主イエスはマタイ5:17で、「私が来たのは律法を廃止するためではなく、完成するためである。」と言われています。主イエスが十字架で完全ないけにえとなられて、完成されたので、動物や血のいけにえは献げる必要がなくなりました。

現代において、誰かの血によって清める必要があるなどと考えることは聖書的な考えではありません。復讐することは聖書で禁じられていますし、血による清めの儀式は既に二千年前の主イエスの十字架によって完成しています。その前はいけにえを献げる必要がありました。私たちはその意味でも大きな恵みの時代に生きていることを感謝したいと思います。

しかしクリスチャンは聖餐で主イエスの血に与っているのではないかと思われるかも知れません。確かに聖餐は、主イエスが私たちの罪のために十字架に付かれ、私たちを清めるために血を流されたことを思い起こし、主イエスの血と体とに与る礼典です。

しかし聖餐は血という物質自体に清めの効果があるというよりも、信仰によって受ける霊的な恵みです。いずれにせよ、主がイスラエルという民とその土地を清められることに、なぜ諸国民は喜びの声を上げるのでしょうか。それは創世記12:2で主がアブラハムに約束されたように、主の民は祝福の基だからです。

この32章でもイスラエルが主を侮り偶像礼拝に走ると、イスラエルを裁くために他の民が用いられ、その民も最終的には主に報復されて、結局は皆が悪い方向へ行ってしまいます。イスラエルを祝福する人を主は祝福し、イスラエルを呪う人を主は呪われます。

皆が良い方向に行くためには、皆がイスラエルを祝福し易くなる必要があります。そのためには、祝福の基であり核となるイスラエルがまず清められて良い方向に行く必要があります。イスラエルの民と土地が清められれば、イスラエルの民が豊かになり土地の実りも豊かになります。

そうしますと自然と他の民はイスラエルを祝福し、祝福は基であるイスラエルから周りの諸国民に広がって行きます。地上のすべての氏族はイスラエルによって祝福されます。ここでいうイスラエルは必ずしも現代の国としてのイスラエルと全く同じではありません。ここでイスラエルというのは、神の民の国です。

その意味で現代での霊的イスラエルはクリスチャンと言えます。クリスチャンが清められることは、そのクリスチャン本人のためだけではありません。そのクリスチャンの周りにいるすべての人々に祝福は及びます。クリスチャンは祝福の基であるからです。
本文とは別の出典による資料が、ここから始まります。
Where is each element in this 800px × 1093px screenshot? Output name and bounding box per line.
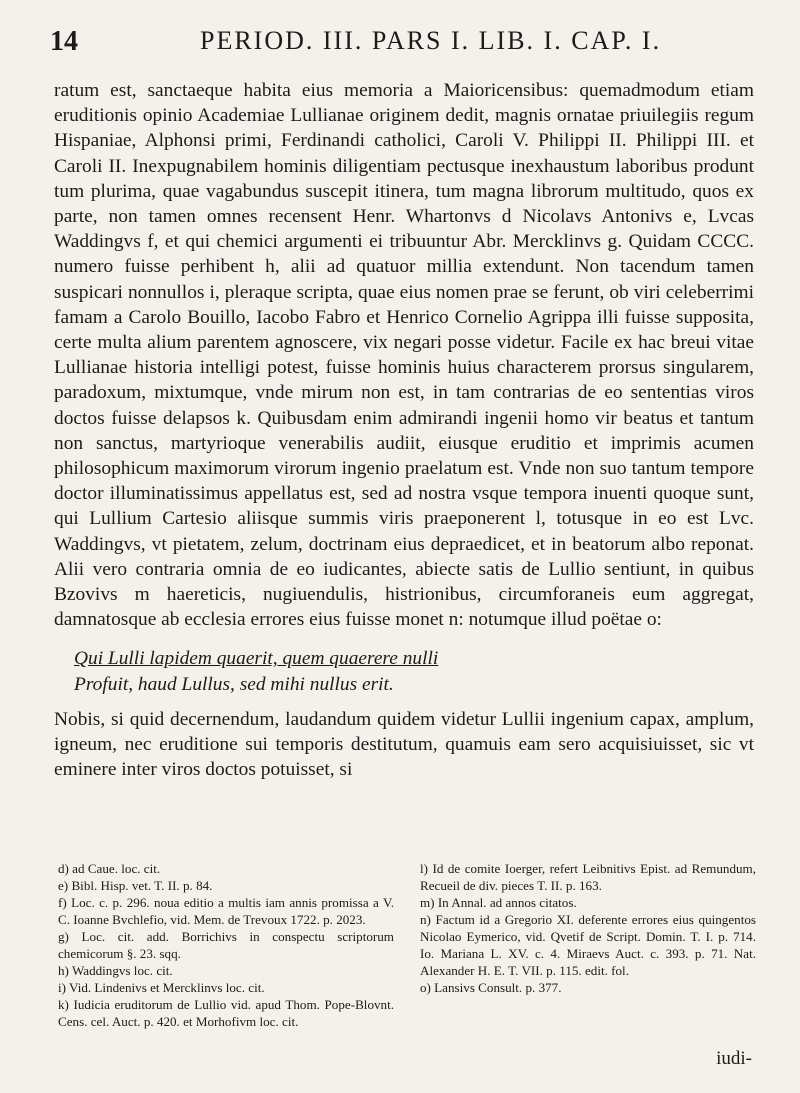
- footnote-h: h) Waddingvs loc. cit.: [58, 963, 173, 978]
- footnote-m: m) In Annal. ad annos citatos.: [420, 895, 577, 910]
- footnotes-left-column: [58, 860, 394, 1030]
- footnotes: [58, 860, 758, 1080]
- running-head: [40, 22, 760, 62]
- footnote-i: i) Vid. Lindenivs et Mercklinvs loc. cit.: [58, 980, 265, 995]
- footnotes-right-column: [420, 860, 756, 996]
- verse-quote: [74, 646, 754, 696]
- paragraph-1: ratum est, sanctaeque habita eius memoria a Maioricensibus: quemadmodum etiam eruditionis opinio Academiae Lullianae originem dedit, magnis ornatae priuilegiis regum Hispaniae, Alphonsi primi, Ferdinandi catholici, Caroli V. Philippi II. Philippi III. et Caroli II. Inexpugnabilem hominis diligentiam pectusque inexhaustum laboribus produnt tum plurima, quae vagabundus suscepit itinera, tum magna librorum multitudo, quos ex parte, non tamen omnes recensent Henr. Whartonvs d Nicolavs Antonivs e, Lvcas Waddingvs f, et qui chemici argumenti ei tribuuntur Abr. Mercklinvs g. Quidam CCCC. numero fuisse perhibent h, alii ad quatuor millia extendunt. Non tacendum tamen suspicari nonnullos i, pleraque scripta, quae eius nomen prae se ferunt, ob viri celeberrimi famam a Carolo Bouillo, Iacobo Fabro et Henrico Cornelio Agrippa illi fuisse supposita, certe multa alium parentem agnoscere, vix negari posse videtur. Facile ex hac breui vitae Lullianae historia intelligi potest, fuisse hominis huius characterem prorsus singularem, paradoxum, mixtumque, vnde mirum non est, in tam contrarias de eo sententias viros doctos fuisse delapsos k. Quibusdam enim admirandi ingenii homo vir beatus et tantum non sanctus, martyrioque venerabilis audiit, eiusque eruditio et imprimis acumen philosophicum maximorum virorum ingenio praelatum est. Vnde non suo tantum tempore doctor illuminatissimus appellatus est, sed ad nostra vsque tempora inuenti quoque sunt, qui Lullium Cartesio aliisque summis viris praeponerent l, totusque in eo est Lvc. Waddingvs, vt pietatem, zelum, doctrinam eius depraedicet, et in beatorum albo reponat. Alii vero contraria omnia de eo iudicantes, abiecte satis de Lullio sentiunt, in quibus Bzovivs m haereticis, nugiuendulis, histrionibus, circumforaneis eum aggregat, damnatosque ab ecclesia errores eius fuisse monet n: notumque illud poëtae o:: [54, 80, 754, 631]
- running-head-title: PERIOD. III. PARS I. LIB. I. CAP. I.: [200, 26, 662, 55]
- main-text: [54, 78, 754, 782]
- footnote-e: e) Bibl. Hisp. vet. T. II. p. 84.: [58, 878, 213, 893]
- footnote-d: d) ad Caue. loc. cit.: [58, 861, 161, 876]
- catchword: iudi-: [716, 1048, 752, 1069]
- paragraph-2: Nobis, si quid decernendum, laudandum quidem videtur Lullii ingenium capax, amplum, igneum, nec eruditione sui temporis destitutum, quamuis eam sero acquisiuisset, sic vt eminere inter viros doctos potuisset, si: [54, 708, 754, 781]
- footnote-l: l) Id de comite Ioerger, refert Leibnitivs Epist. ad Remundum, Recueil de div. pieces T. II. p. 163.: [420, 861, 756, 893]
- footnote-n: n) Factum id a Gregorio XI. deferente errores eius quingentos Nicolao Eymerico, vid. Qvetif de Script. Domin. T. I. p. 714. Io. Mariana L. XV. c. 4. Miraevs Auct. c. 393. p. 71. Nat. Alexander H. E. T. VII. p. 115. edit. fol.: [420, 912, 756, 978]
- verse-line-1: Qui Lulli lapidem quaerit, quem quaerere nulli: [74, 648, 439, 670]
- footnote-k: k) Iudicia eruditorum de Lullio vid. apud Thom. Pope-Blovnt. Cens. cel. Auct. p. 420. et Morhofivm loc. cit.: [58, 997, 394, 1029]
- footnote-f: f) Loc. c. p. 296. noua editio a multis iam annis promissa a V. C. Ioanne Bvchlefio, vid. Mem. de Trevoux 1722. p. 2023.: [58, 895, 394, 927]
- footnote-o: o) Lansivs Consult. p. 377.: [420, 980, 562, 995]
- verse-line-2: Profuit, haud Lullus, sed mihi nullus erit.: [74, 673, 394, 695]
- footnote-g: g) Loc. cit. add. Borrichivs in conspectu scriptorum chemicorum §. 23. sqq.: [58, 929, 394, 961]
- page-number: 14: [50, 26, 78, 57]
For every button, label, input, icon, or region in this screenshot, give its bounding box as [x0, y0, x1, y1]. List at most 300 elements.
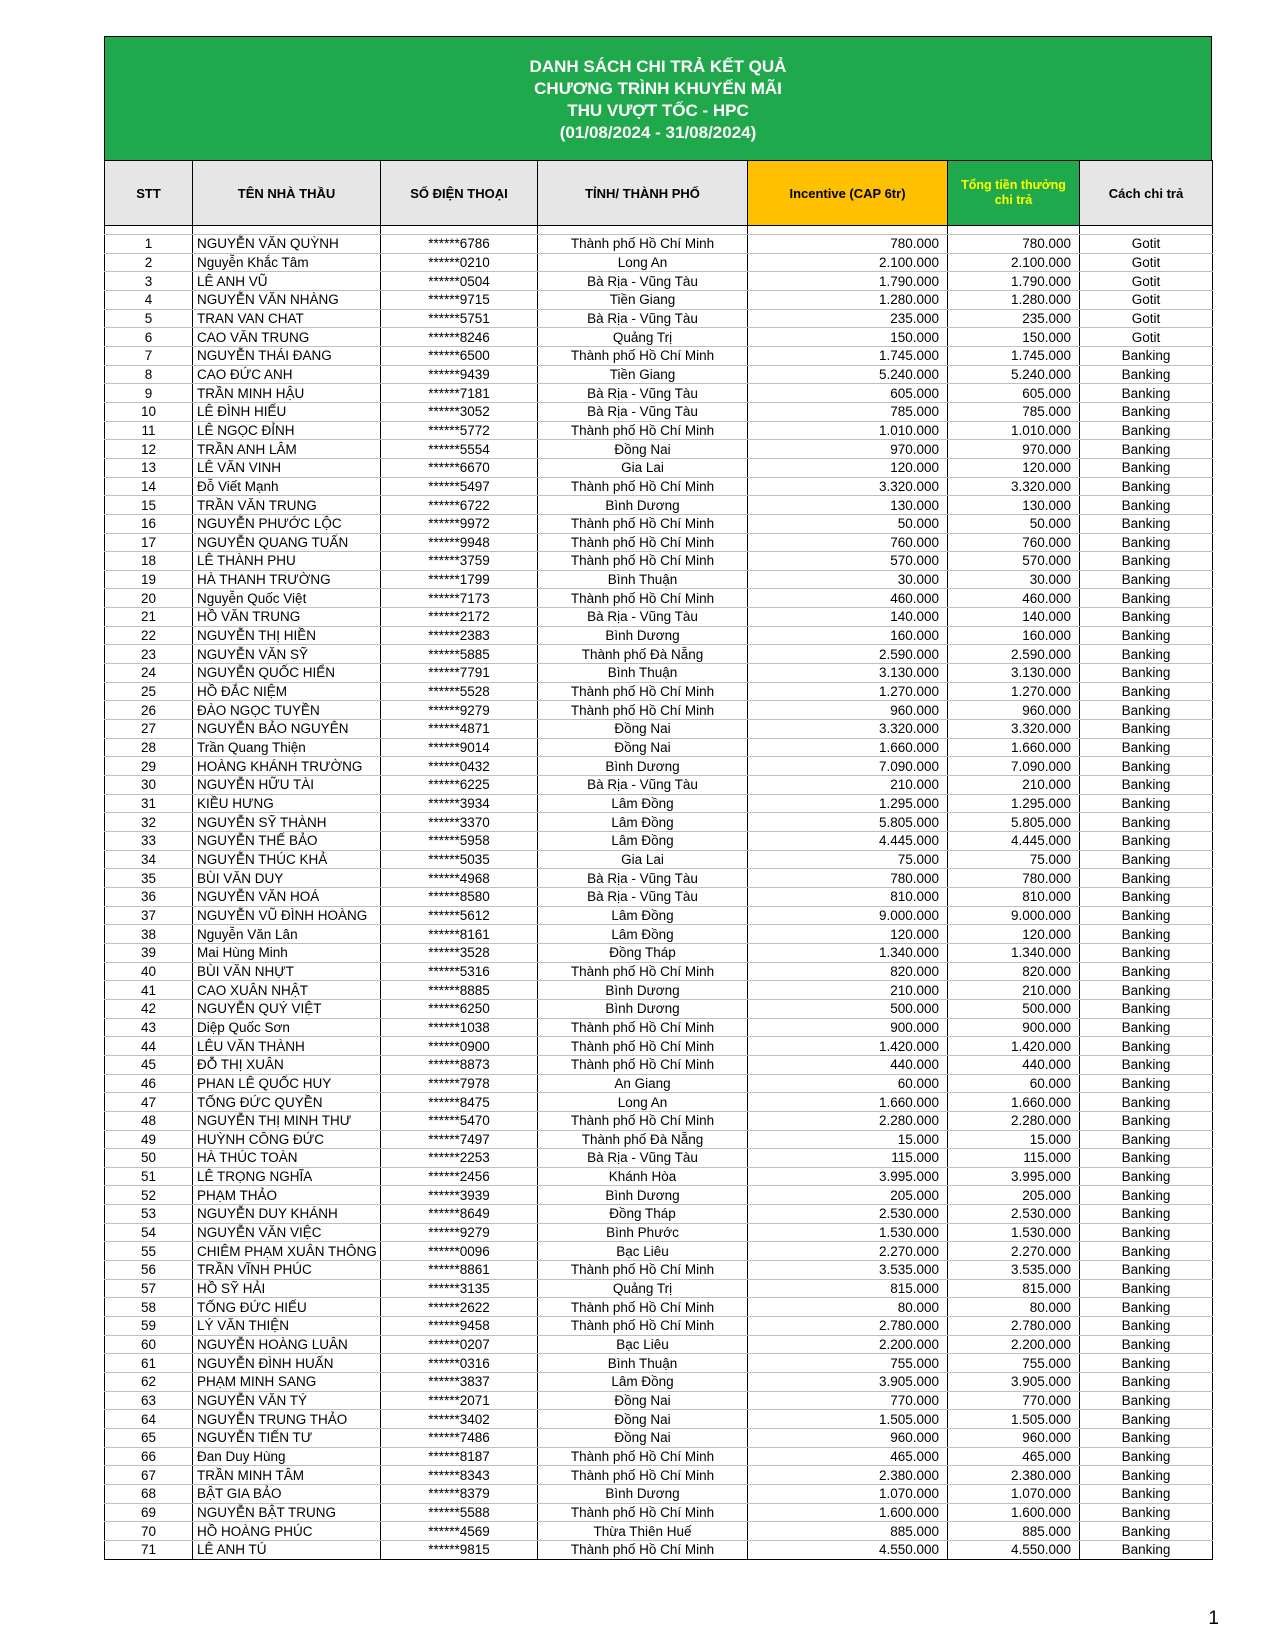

ある地域の祝福はそこに住むクリスチャンの清めに掛かっています。私たちは主イエスの尊い十字架によって清められる者として、地の塩、世の光としての役割が期待されています。31:21で、「この歌は子孫の口から忘れられることがない」と言われていますので、時々でも思い返させていただきましょう。それは私たちの祝福のためです。

4、祈り
ご在天なる父なる神様、御名を崇めます。この当時は、敵に対する主の復讐によって、民と土地を清められたようです。現代ではすべての清めは二千年前の主イエスの十字架によって完成していますから有難うございます。

主イエスの十字架による清めに与る私たちを、聖霊の力によって祝福の基として生きるものとさせてください。主イエス・キリストの御名によってお祈りいたします。アーメン。